Peggio ancora, il senso di colpa persisteva per giorni. Ero tornato ad avere attacchi di panico in piena regola, ondate di nervosismo che mi spazzavano su e giù per le membra. A volte passavo un giorno intero senza mangiare o alzarmi dal letto. Il mio corpo si sentiva come se fosse in fiamme, completamente separato dalla mia mente.
Sapevo che questa sensazione era completamente di mia creazione, costruita in un modo che cannibalizzava la realtà della situazione: Dovrei semplicemente smettere di bere. “Alcune persone hanno una predisposizione all’ansia in particolari ambienti sociali e si rivolgono all’alcol per regolare le loro emozioni. Cercando di sperimentare la fuga dal disagio dell’ansia o della depressione, perdono la loro capacità di discernimento e bevono ripetutamente fino a pericolosi eccessi”, dice Kappy. “I sentimenti di colpa possono aumentare e rendere una persona suscettibile di un ciclo di dipendenza dall’alcol”. Questo ciclo continua fino a quando qualcosa non interrompe il ciclo, perché si alimentano a vicenda. Diventa abituale.
La mattina dopo l’ultima sbronza, finalmente qualcosa è scattato. Mi sono iscritto a una specie di intervento e ho elaborato un piano: Avrei smesso di bere per un anno, durante il quale avrei scritto della mia esperienza. Qualcosa sull’astinenza in un periodo di tempo limitato ha bloccato dove un tentativo di moderazione non lo aveva fatto.
Un anno, ho pensato. Non sono mai stato un fan degli assoluti, ma 365 giorni di sobrietà sembravano fattibili: abbastanza lontani da poter imparare qualcosa, ma non troppo lunghi da sembrare un’eternità.
Era esattamente ciò di cui avevo bisogno: Essere sobrio per un anno intero, insieme alla regolare meditazione e al diario, ha permesso un periodo di auto-riflessione che mi era mancato. Mi sono reso conto che la mia dipendenza non era in realtà dall’alcool; era il piacere della gente e la paura di perdersi, e di non essere quello che dovrei essere con gli altri, senza mai imparare ciò che volevo veramente.
Ho reimpostato la mia vita e le mie abitudini intorno a nuove attività che non sono incentrate sull’alcool. Il diario e la terapia mi hanno aiutato a ritrovare il mio senso di sé. Conosco le sfumature del mio umore, e quando sono esausta o mi sto ammalando. Mi piace stare a casa e preferisco leggere un libro piuttosto che stare fuori tutta la notte. Ho imparato ad apprezzare i momenti di quiete, piuttosto che il caos.
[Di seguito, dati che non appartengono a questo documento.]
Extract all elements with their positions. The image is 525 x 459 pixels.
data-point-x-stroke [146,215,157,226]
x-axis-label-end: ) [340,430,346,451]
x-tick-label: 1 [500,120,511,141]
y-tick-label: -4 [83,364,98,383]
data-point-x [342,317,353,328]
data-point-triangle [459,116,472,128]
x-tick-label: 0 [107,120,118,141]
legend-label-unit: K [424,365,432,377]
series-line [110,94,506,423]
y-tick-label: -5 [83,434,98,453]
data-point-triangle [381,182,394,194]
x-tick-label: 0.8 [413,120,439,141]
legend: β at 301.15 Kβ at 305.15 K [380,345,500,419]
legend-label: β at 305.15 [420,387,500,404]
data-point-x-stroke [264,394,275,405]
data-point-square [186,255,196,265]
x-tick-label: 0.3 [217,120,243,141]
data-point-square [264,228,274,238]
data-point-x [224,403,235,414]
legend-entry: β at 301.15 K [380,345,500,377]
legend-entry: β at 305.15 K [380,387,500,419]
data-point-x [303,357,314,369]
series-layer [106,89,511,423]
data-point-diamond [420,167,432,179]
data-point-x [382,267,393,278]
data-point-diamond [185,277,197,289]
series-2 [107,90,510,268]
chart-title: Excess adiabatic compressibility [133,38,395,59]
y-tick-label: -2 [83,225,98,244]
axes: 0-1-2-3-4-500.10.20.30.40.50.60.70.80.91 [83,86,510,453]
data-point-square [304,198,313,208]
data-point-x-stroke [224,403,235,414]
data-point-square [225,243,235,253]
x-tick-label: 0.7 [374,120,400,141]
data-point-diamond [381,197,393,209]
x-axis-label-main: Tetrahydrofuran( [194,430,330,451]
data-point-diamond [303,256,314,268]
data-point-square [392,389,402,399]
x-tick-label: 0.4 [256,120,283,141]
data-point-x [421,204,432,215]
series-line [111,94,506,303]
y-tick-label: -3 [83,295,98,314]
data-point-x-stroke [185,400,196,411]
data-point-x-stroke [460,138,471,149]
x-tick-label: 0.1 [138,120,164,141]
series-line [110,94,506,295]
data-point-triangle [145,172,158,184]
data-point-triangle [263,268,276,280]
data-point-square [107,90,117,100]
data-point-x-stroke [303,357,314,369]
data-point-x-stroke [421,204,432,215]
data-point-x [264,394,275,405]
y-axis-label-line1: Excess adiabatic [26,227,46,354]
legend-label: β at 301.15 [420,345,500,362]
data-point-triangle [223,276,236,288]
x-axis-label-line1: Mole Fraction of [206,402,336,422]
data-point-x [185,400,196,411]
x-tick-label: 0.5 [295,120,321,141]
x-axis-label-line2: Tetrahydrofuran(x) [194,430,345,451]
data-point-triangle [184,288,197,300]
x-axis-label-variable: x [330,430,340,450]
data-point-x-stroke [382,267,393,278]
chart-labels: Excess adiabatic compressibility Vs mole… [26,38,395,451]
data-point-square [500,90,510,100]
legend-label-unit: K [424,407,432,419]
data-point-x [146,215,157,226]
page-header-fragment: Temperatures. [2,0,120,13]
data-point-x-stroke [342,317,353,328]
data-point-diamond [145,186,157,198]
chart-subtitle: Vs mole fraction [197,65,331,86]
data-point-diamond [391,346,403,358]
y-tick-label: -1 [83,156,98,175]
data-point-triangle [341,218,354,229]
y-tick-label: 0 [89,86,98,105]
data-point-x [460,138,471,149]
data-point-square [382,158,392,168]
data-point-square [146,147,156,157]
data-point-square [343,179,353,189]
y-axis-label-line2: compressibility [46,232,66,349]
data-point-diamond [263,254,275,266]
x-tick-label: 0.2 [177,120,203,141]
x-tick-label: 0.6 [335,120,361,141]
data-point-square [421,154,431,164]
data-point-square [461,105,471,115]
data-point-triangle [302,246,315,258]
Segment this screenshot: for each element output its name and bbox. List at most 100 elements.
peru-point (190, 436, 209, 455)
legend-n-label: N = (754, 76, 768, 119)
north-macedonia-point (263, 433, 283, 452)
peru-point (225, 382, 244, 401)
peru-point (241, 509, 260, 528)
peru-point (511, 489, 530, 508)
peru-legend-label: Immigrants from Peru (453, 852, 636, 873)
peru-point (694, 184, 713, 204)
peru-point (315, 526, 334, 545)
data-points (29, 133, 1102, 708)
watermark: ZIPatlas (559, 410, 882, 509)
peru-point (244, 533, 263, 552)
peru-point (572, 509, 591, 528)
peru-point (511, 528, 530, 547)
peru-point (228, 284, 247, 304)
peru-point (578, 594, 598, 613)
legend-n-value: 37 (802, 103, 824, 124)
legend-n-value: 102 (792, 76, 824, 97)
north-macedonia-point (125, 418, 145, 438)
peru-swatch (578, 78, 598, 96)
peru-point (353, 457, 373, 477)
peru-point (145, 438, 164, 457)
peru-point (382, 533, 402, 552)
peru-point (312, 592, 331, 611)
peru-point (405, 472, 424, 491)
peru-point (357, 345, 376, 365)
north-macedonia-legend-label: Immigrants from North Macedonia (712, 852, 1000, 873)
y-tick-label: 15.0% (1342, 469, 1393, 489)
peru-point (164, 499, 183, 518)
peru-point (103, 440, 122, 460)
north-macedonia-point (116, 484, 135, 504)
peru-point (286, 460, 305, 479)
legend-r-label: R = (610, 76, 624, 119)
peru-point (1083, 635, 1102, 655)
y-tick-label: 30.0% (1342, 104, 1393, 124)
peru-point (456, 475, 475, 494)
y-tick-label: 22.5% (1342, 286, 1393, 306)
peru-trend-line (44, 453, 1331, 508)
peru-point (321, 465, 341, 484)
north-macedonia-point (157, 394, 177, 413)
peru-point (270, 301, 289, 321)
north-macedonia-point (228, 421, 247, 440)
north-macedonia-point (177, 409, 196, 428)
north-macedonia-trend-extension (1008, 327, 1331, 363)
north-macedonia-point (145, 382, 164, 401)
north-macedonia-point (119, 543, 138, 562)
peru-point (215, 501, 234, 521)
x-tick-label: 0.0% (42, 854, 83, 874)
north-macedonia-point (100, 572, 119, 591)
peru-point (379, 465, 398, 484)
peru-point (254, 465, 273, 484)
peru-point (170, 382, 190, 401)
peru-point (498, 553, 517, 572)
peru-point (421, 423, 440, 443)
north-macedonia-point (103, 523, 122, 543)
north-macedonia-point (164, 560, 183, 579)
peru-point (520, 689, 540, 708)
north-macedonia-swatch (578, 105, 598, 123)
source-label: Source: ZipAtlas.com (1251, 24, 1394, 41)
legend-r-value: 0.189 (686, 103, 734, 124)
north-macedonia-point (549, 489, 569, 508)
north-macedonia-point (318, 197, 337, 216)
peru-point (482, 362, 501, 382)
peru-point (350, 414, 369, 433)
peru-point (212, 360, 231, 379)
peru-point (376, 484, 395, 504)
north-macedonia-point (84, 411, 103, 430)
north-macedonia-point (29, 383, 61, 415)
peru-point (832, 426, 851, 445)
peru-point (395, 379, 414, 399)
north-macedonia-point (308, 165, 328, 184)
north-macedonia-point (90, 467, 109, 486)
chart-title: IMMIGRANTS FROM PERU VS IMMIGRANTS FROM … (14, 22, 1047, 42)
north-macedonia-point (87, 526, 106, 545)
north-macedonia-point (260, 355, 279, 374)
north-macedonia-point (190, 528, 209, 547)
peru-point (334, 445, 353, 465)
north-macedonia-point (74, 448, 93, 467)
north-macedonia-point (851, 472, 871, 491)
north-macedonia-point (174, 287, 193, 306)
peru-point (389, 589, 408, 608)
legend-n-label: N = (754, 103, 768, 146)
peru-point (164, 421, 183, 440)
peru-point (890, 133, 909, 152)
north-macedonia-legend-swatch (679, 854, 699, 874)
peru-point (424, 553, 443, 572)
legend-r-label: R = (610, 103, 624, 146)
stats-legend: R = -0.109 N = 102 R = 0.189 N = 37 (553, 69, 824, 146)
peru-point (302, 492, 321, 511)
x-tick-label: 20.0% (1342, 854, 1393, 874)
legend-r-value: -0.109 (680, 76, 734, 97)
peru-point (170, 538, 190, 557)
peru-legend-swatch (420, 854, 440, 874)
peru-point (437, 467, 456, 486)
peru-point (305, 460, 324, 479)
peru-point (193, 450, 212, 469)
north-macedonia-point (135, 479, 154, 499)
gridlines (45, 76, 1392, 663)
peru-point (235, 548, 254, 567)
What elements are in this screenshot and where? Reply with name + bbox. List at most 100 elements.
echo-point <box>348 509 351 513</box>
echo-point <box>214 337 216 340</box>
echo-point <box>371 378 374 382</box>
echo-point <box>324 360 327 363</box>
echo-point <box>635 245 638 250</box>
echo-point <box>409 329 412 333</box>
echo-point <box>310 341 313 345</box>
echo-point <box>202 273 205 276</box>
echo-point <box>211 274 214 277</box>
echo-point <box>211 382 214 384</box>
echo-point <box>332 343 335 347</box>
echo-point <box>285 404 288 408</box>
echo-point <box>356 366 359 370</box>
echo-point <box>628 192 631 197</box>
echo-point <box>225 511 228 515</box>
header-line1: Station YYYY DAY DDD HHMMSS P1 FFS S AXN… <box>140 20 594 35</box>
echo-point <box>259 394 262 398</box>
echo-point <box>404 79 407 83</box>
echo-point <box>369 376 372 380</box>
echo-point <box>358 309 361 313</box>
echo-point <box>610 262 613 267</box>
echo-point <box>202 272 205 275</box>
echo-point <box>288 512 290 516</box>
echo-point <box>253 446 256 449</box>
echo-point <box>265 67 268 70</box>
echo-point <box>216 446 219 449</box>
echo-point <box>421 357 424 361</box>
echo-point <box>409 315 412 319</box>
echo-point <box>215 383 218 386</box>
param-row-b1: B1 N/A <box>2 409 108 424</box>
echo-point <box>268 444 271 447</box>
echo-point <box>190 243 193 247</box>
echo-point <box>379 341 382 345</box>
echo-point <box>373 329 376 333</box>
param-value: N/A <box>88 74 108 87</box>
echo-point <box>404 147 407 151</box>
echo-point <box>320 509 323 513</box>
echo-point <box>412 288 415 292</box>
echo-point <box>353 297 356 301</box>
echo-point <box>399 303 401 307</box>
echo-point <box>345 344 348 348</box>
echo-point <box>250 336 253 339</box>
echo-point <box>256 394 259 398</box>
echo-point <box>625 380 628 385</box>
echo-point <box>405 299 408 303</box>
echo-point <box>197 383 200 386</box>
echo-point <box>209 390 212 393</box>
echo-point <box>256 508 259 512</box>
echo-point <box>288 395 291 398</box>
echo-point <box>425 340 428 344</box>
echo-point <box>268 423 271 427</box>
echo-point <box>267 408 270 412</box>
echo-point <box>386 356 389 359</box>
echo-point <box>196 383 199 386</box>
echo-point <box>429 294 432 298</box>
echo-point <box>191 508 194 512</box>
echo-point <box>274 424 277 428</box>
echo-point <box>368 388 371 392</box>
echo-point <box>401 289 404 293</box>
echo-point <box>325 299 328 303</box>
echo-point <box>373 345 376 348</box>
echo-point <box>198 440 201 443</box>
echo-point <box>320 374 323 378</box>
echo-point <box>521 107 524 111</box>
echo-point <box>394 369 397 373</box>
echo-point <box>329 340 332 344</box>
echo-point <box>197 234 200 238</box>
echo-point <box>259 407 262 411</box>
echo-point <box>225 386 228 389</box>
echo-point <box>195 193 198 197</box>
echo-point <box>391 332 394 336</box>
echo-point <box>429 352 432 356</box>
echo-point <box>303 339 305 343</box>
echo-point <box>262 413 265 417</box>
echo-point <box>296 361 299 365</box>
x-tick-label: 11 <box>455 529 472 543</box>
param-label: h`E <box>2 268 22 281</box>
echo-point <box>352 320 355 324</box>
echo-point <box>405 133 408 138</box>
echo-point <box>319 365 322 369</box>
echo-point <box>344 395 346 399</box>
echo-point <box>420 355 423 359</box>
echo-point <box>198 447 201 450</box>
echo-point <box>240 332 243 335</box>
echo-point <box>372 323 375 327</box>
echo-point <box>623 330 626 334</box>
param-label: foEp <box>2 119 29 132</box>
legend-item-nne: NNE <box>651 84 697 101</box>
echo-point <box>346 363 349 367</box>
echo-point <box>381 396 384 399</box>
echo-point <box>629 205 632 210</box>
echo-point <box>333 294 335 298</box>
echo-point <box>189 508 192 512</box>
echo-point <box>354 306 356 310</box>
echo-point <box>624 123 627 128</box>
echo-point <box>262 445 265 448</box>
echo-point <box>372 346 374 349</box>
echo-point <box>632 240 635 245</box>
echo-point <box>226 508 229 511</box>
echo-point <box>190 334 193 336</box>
“In psicoterapia, una persona in sobrietà guadagna una comprensione della sua storia personale, emozioni, problemi e motivazioni”, dice Kappy, “mentre impara a crescere dalle inevitabili sfide e avversità della vita con maggiore abilità e crescente resilienza.”
Non sono magicamente diventato uno yogi che mangia pulito e si sveglia all’alba. Non ho perso una tonnellata di peso, e continuo a schiacciare snooze più spesso. Ma ho accolto alcuni nuovi modi di affrontare la vita, e sono più in sintonia con il mio corpo. Ma soprattutto, anche se ho ancora attacchi di panico e depressione, sono più equilibrato di prima. Non ho più attacchi di panico che durano per giorni. È qualcosa a cui non posso immaginare di tornare indietro.